Vaccination against hepatitis A virus in dialysis patients is not routinely performed because it is neither associated with hemodialysis therapy nor transmitted through parenteral mechanisms [105]. There is also no documented evidence for adverse events associated with vaccination of patients previously immune to hepatitis A virus, although these patients may experience a postvaccination increase in the geometric mean titer of antihepatitis A virus antibody.

In conclusion, there was a statistically significant difference in seroprotection between the 2 groups at the completion of the vaccination series. Vaccination of hemodialysis patients with a combined hepatitis A and hepatitis B regimen may be more effective than hepatitis B monovalent vaccine in providing seroprotection against hepatitis B virus [106]. But as our previous report HAV seroprevalence is high in the society (97.3%) and chronic liver diseases patients (96.5%) in Iran [107], so combined vaccination of HAV and HBV may not be effective, and we recommend that before HAV combined vaccination as adjuvant, it is better to measure HAV antibody, as if it is possible combined vaccination will have no additional effect in stimulating immune system.

12. Dermal or Muscular Route of Administration?

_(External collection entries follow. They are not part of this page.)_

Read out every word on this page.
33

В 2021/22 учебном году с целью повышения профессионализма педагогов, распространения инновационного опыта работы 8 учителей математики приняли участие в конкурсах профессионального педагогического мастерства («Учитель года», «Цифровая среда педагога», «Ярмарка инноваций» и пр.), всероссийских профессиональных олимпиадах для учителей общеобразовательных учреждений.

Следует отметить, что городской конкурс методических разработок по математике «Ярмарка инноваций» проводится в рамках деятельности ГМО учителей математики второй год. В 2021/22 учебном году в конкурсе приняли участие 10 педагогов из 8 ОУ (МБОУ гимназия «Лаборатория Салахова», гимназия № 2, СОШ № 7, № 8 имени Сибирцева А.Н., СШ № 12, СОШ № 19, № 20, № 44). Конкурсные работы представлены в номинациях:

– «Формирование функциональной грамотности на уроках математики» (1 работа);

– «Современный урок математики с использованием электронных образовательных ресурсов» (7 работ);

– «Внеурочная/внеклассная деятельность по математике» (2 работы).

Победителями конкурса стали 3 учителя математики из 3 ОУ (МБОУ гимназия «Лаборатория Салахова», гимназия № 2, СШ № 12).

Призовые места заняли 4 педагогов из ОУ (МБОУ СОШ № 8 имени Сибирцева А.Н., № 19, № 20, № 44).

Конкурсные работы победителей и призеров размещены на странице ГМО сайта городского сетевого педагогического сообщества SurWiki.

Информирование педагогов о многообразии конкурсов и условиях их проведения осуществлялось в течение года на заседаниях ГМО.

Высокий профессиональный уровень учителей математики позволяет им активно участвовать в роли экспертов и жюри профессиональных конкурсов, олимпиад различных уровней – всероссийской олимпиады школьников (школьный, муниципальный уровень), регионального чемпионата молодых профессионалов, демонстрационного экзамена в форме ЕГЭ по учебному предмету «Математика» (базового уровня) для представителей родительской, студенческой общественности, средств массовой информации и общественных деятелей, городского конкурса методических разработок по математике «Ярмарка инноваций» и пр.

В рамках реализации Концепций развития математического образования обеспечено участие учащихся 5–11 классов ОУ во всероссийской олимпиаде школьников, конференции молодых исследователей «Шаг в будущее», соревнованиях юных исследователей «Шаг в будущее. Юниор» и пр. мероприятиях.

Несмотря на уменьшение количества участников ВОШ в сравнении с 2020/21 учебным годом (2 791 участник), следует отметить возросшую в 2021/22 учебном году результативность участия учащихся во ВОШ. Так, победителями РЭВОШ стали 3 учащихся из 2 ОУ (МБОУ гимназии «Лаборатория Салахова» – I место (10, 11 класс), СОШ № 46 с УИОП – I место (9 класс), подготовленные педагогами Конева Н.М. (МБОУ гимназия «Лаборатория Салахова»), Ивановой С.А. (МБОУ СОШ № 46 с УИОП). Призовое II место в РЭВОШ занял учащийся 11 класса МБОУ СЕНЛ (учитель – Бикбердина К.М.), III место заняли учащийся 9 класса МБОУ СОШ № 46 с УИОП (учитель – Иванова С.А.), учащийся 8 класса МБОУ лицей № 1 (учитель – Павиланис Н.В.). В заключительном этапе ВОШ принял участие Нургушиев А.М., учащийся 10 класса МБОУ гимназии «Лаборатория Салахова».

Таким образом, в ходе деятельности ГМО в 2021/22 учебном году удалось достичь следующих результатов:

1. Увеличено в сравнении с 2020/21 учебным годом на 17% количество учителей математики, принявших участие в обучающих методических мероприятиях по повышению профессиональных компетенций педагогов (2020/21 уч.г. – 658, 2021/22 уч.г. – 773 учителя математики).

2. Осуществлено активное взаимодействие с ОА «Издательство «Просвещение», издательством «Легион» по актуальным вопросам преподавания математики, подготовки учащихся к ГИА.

To improve vaccination response, it is advised that patients be vaccinated as early in the course of renal disease as possible, using double-vaccine dose [108] and a 4- rather than 3-dose schedule. Other strategies that have shown variable success include the addition of adjuvants or immunostimulants [109]. Repeated intradermal (ID) administration of low doses of recombinant HBV vaccine has also been tried in small studies [110] with suggested benefit. However, current guidelines 2 advise against ID vaccination, claiming insufficient data to support this practice.

Barraclough et al. study is the largest study to date comparing ID with intramuscular (IM) HBV vaccination in hemodialysis patients nonresponsive to a primary HBV vaccination course. Study participants were reflective of dialysis patients in the developed world, making our results generalizable to this patient group. ID vaccination was well tolerated and convenient. They clearly show that ID vaccination afforded improved seroconversion, greater peak antibody titers, and similar duration of persistence of protective antibody titers. Although it is appropriate for IM HBV vaccination to remain the route of choice for primary vaccination in light of greater experience, proven efficacy, and ease of administration; our data suggest that ID vaccination provides a useful method for overcoming the immune deficit in the problematic group of patients nonresponsive to a primary vaccination course. A large randomized controlled trial is required to confirm their findings and the superiority of ID HBV vaccination in this setting [111].

13. Conclusion

It is very important to find more effective ways to prevent HBV infection in the society especially immunosuppressant and hemodialysis patients. However, infection rates are still unacceptably high, and further work is required. It is recommended that for ESRD patients double-dose vaccination be used at first as soon as possible probably before dialysis, and if it would not be effective; use adjuvanted vaccines for achieving better response, but there is a long way for finding better and more effective adjuvants in which have less side effects beside its protective properties.